1. Save

A deeper discussion on saving.

Piggy Bank

This blog is a continuation of Starting Personal Finance.

The emergency fund

Life is unpredictable, and there are many things in life that can go wrong (car repairs, medical emergencies, unemployment, etc.). You need to be prepared to pay for these emergencies.

The worst thing you can do is put these emergency expenses on your credit card where the average interest rate is 24.7% (as of September 2024). That means if you put a $1000 emergency on a card (fun fact, most Americans can’t afford a $1000 emergency), you’ll have to cough up an additional $247!

Instead of going into debt, create an emergency fund by putting money into a High Yield Savings Account (HYSA), which is a type of savings account that typically pays more interest than your traditional savings account (I’ll soon go over which bank accounts to choose). Save at least 3 months of expenses, or however much you need to sleep peacefully at night.

Saving goals

You should also save for big purchases planned within the next 1-5 years. Common saving goals are gifts, vacations, a wedding, and a down payment for a house.
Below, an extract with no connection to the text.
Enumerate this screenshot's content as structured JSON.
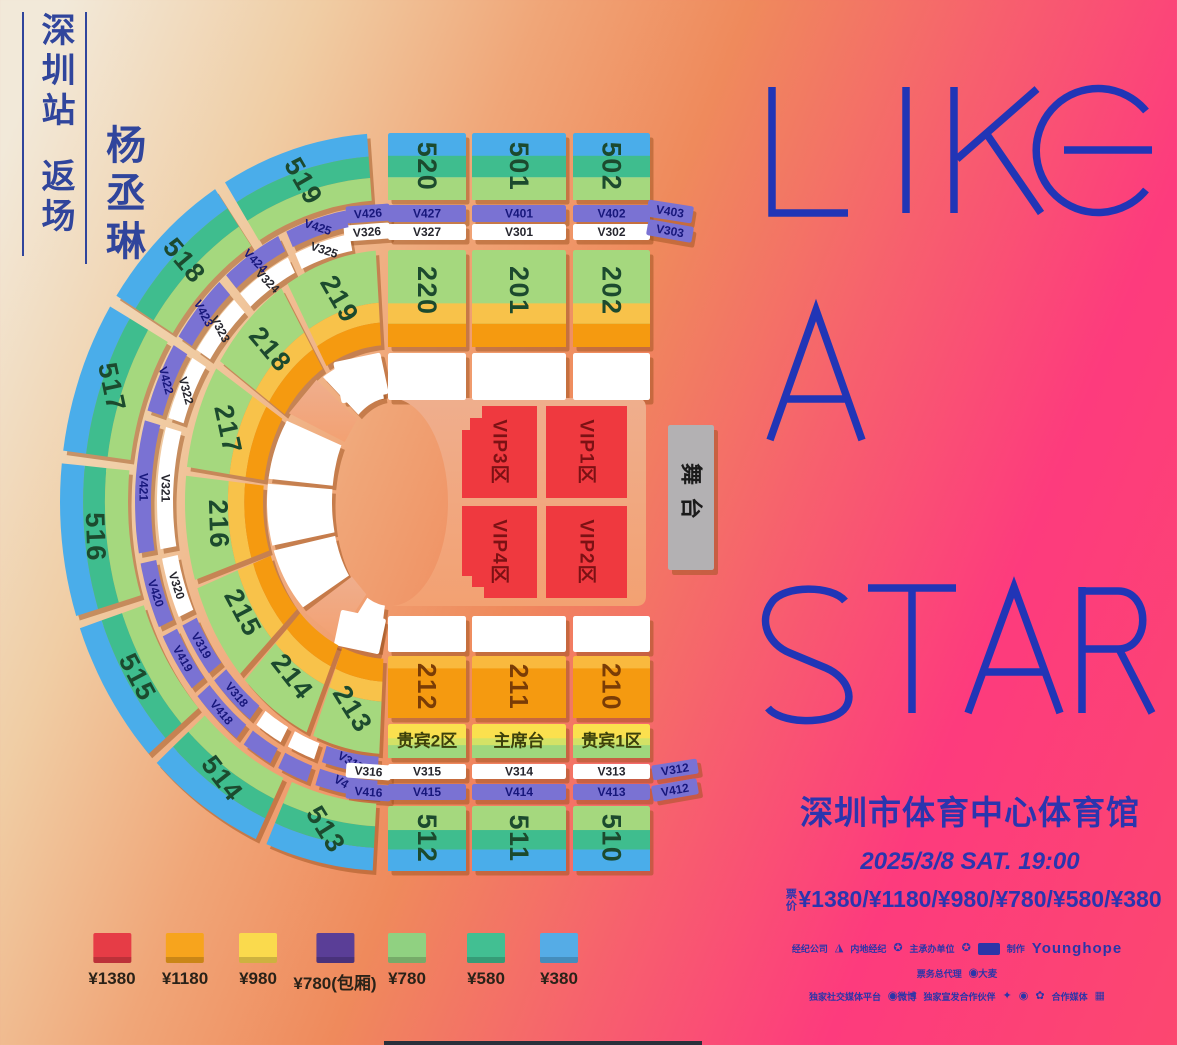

Similar to planning for emergencies, planning for your saving goals protects you from charging them to your credit card and going deep into debt! I’d again recommend HYSA’s for these goals.

Don’t trust these banks

If your current bank is Wells Fargo or Bank of America, FIND ANOTHER BANK IMMEDIATELY. Not only do they charge exorbitant fees, they’ve also been caught in multiple scandals where the US Government sued them for billions of dollars.

This article explains how these banks make money off of your ignorance, and this video explains why you shouldn’t bank with Wells Fargo or Bank of America.

Switch to more reputable banks like Capital One, Charles Schwab, or Ally. I’ve personally used Capital One for both checking and savings for many years.